R.C. : Pour moi, c’est une logique qui s’est imposée dès le départ : la percussion ne pouvait sonner toute seule, il me fallait des préparations et des modes de jeu singuliers. Ne serait-ce que pour trouver une cohérence de timbres. Je ne peux pas travailler que sur la percussion — tout simplement parce que la technique a aussi ses limites, avec de longs changements de baguettes par exemple.
Ces préparations induisent-elles des enjeux instrumentaux différents ?
G.D. : Pas réellement : les techniques de jeu restent assez classiques.
À partir du moment où on a choisi les matériaux, comment construisez-vous la pièce ?
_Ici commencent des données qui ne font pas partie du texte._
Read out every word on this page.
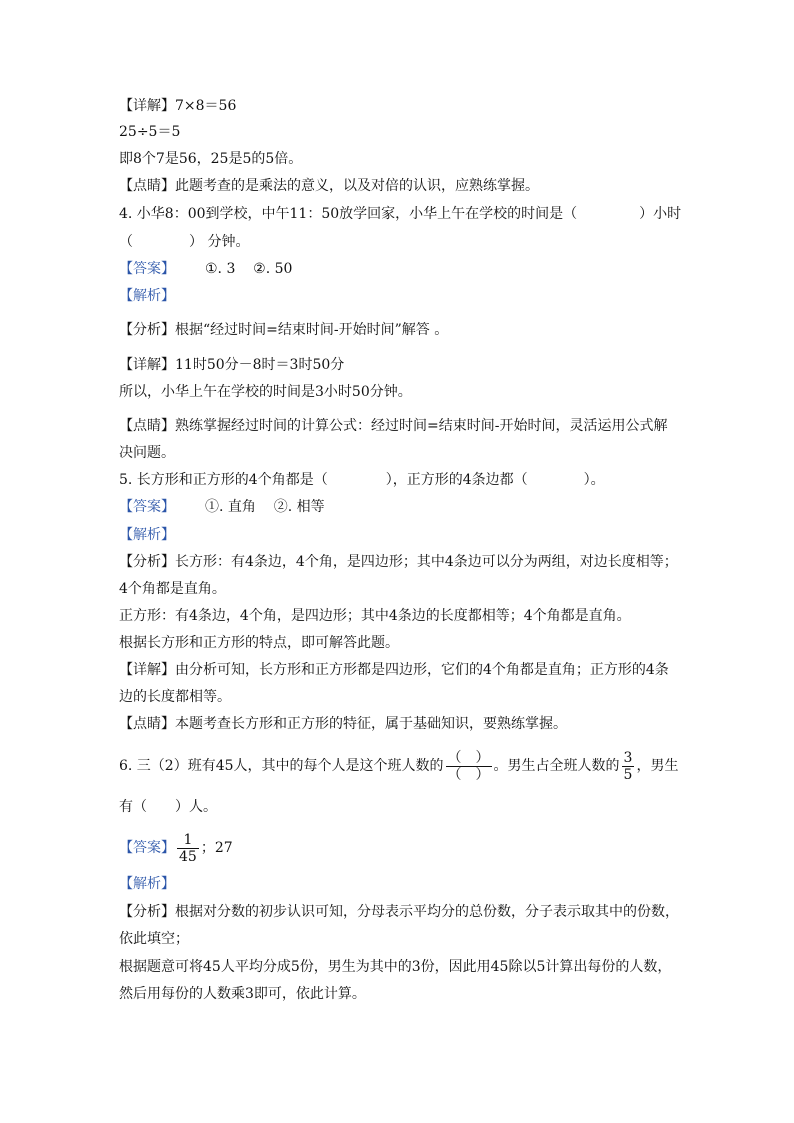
【详解】7×8＝56
25÷5＝5
即8个7是56，25是5的5倍。
【点睛】此题考查的是乘法的意义，以及对倍的认识，应熟练掌握。
4. 小华8：00到学校，中午11：50放学回家，小华上午在学校的时间是（	）小时
（	） 分钟。
【答案】 ①. 3    ②. 50
【解析】
【分析】根据“经过时间=结束时间-开始时间”解答 。
【详解】11时50分－8时＝3时50分
所以，小华上午在学校的时间是3小时50分钟。
【点睛】熟练掌握经过时间的计算公式：经过时间=结束时间-开始时间，灵活运用公式解
决问题。
5. 长方形和正方形的4个角都是（	），正方形的4条边都（	）。
【答案】 ①. 直角    ②. 相等
【解析】
【分析】长方形：有4条边，4个角，是四边形；其中4条边可以分为两组，对边长度相等；
4个角都是直角。
正方形：有4条边，4个角，是四边形；其中4条边的长度都相等；4个角都是直角。
根据长方形和正方形的特点，即可解答此题。
【详解】由分析可知，长方形和正方形都是四边形，它们的4个角都是直角；正方形的4条
边的长度都相等。
【点睛】本题考查长方形和正方形的特征，属于基础知识，要熟练掌握。
6. 三（2）班有45人，其中的每个人是这个班人数的 $\frac{( )}{( )}$ 。男生占全班人数的 $\frac{3}{5}$ ，男生
有（　　）人。
【答案】 $\frac{1}{45}$ ；27
【解析】
【分析】根据对分数的初步认识可知，分母表示平均分的总份数，分子表示取其中的份数，
依此填空；
根据题意可将45人平均分成5份，男生为其中的3份，因此用45除以5计算出每份的人数，
然后用每份的人数乘3即可，依此计算。
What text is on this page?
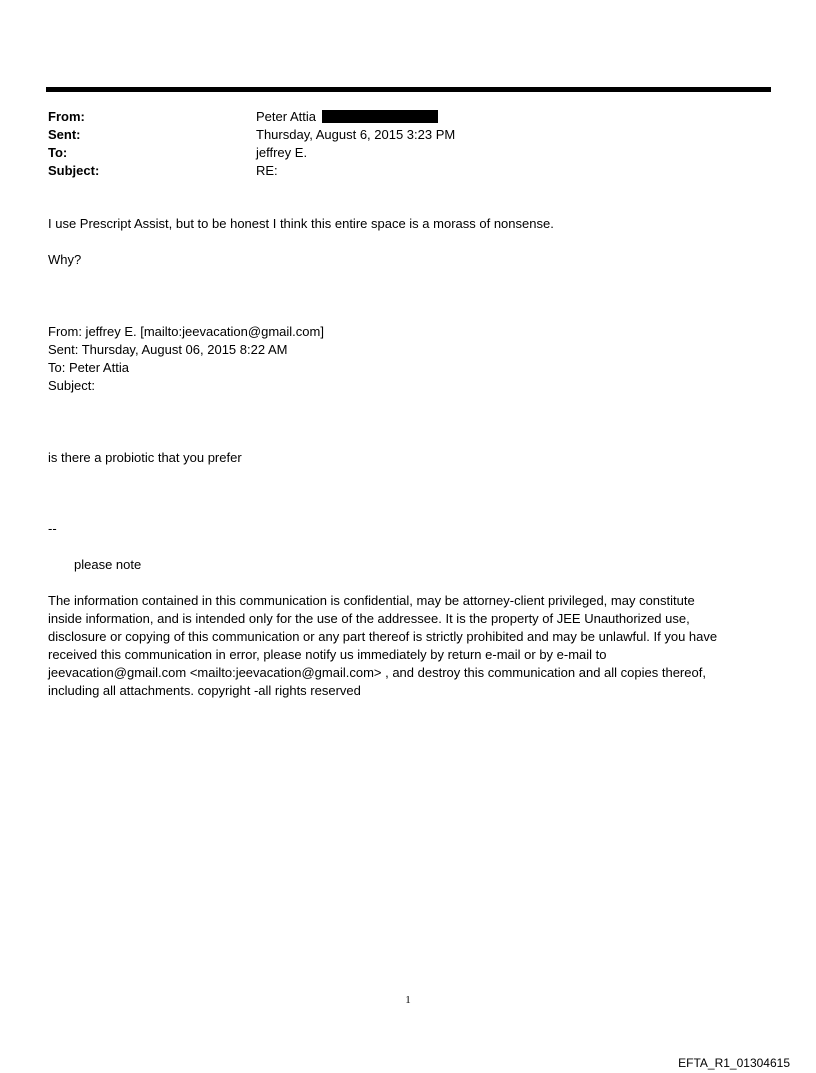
From:	Peter Attia
Sent:	Thursday, August 6, 2015 3:23 PM
To:	jeffrey E.
Subject:	RE:
I use Prescript Assist, but to be honest I think this entire space is a morass of nonsense.
Why?
From: jeffrey E. [mailto:jeevacation@gmail.com]
Sent: Thursday, August 06, 2015 8:22 AM
To: Peter Attia
Subject:
is there a probiotic that you prefer
--
please note
The information contained in this communication is confidential, may be attorney-client privileged, may constitute
inside information, and is intended only for the use of the addressee. It is the property of JEE Unauthorized use,
disclosure or copying of this communication or any part thereof is strictly prohibited and may be unlawful. If you have
received this communication in error, please notify us immediately by return e-mail or by e-mail to
jeevacation@gmail.com <mailto:jeevacation@gmail.com> , and destroy this communication and all copies thereof,
including all attachments. copyright -all rights reserved
1
EFTA_R1_01304615
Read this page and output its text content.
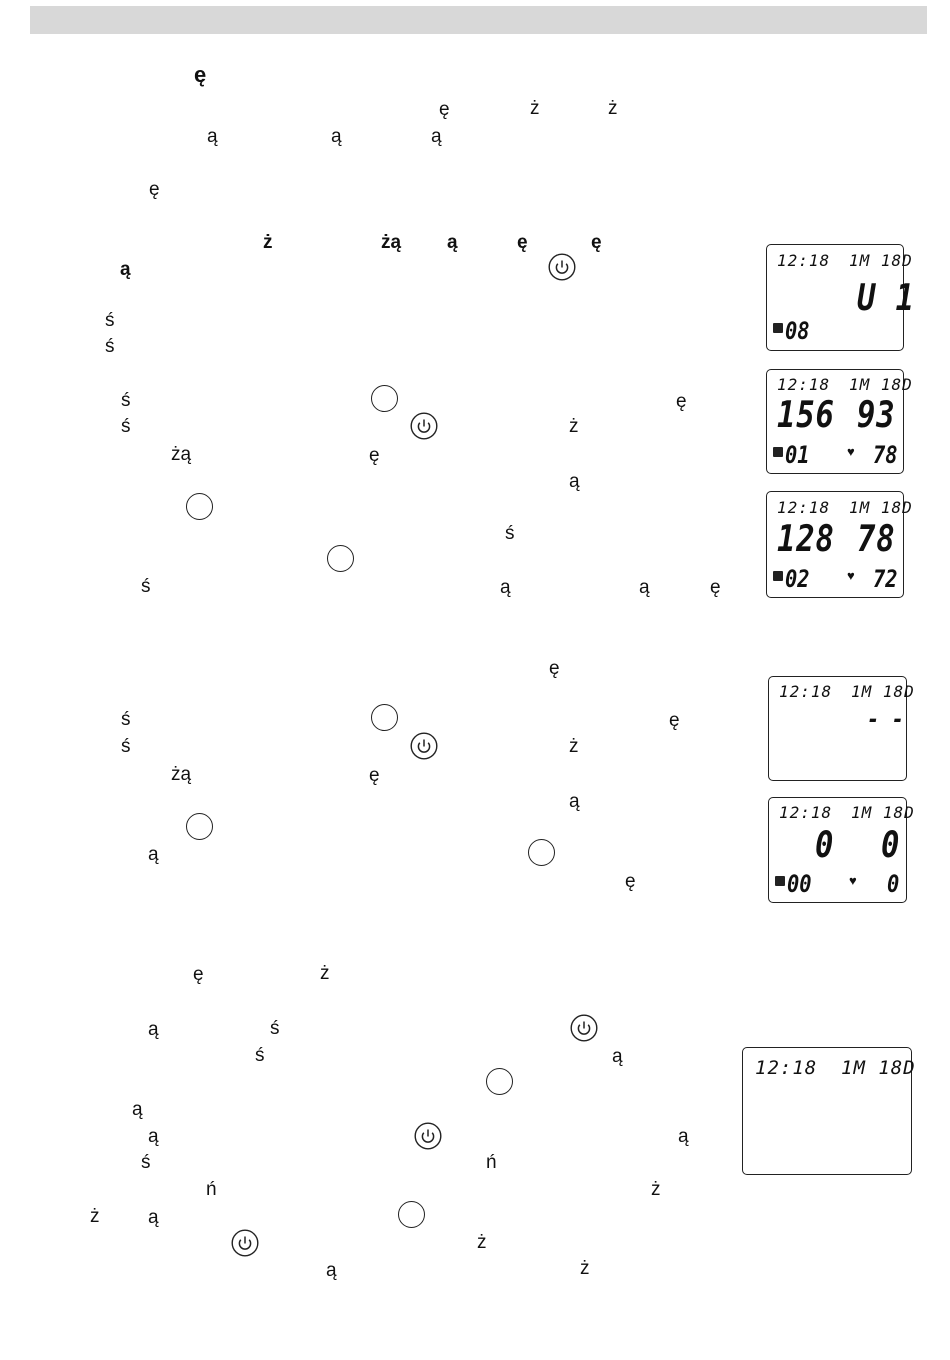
ę
ę	ż	ż
ą	ą	ą
ę
ż	żą ą	ę	ę
ą
ś
ś
ś	ę
ś	ż
żą	ę
ą
ś
ś	ą	ą	ę
ę
ś	ę
ś	ż
żą	ę
ą
ą
ę
ę	ż
ą	ś
ś	ą
ą
ą	ą
ś	ń
ń	ż
ż	ą
ż
ą	ż
12:18 1M 18D
U 1
08
12:18 1M 18D
156 93
01	♥ 78
12:18 1M 18D
128 78
02	♥ 72
12:18 1M 18D
- -
12:18 1M 18D
0 0
00	♥ 0
12:18 1M 18D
R.C. : J’ai beaucoup souffert sur cette pièce. J’ai beaucoup recommencé, beaucoup réécrit. D’abord, je fais un premier jet de 4 ou 5 pages, que je réécris de nombreuses fois, en jetant beaucoup de choses, pour aller à l’essentiel : au fil du processus, j’élague, j’enlève tout ce qui n’est pas indispensable. Ensuite, j’écris une seconde version, qui n’est que de l’essentiel, et c’est alors à nouveau un immense travail pour redonner un peu plus de chair à l’œuvre, et trouver un équilibre, quoi qu’en disent mes détracteurs.
Pourquoi le titre, Badlands ?
R.C. : Je passe beaucoup de temps à trouver mes titres. Je me suis astreint depuis mes débuts à donner des titres à mes pièces, des titres qui les englobent, et qui donnent à l’auditeur une porte d’entrée, tout en essayant de ne pas être trop explicite. Ici, Badlands est une référence à ces paysages « ruiniformes » et désolés, ravinés par des eaux de ruissellement.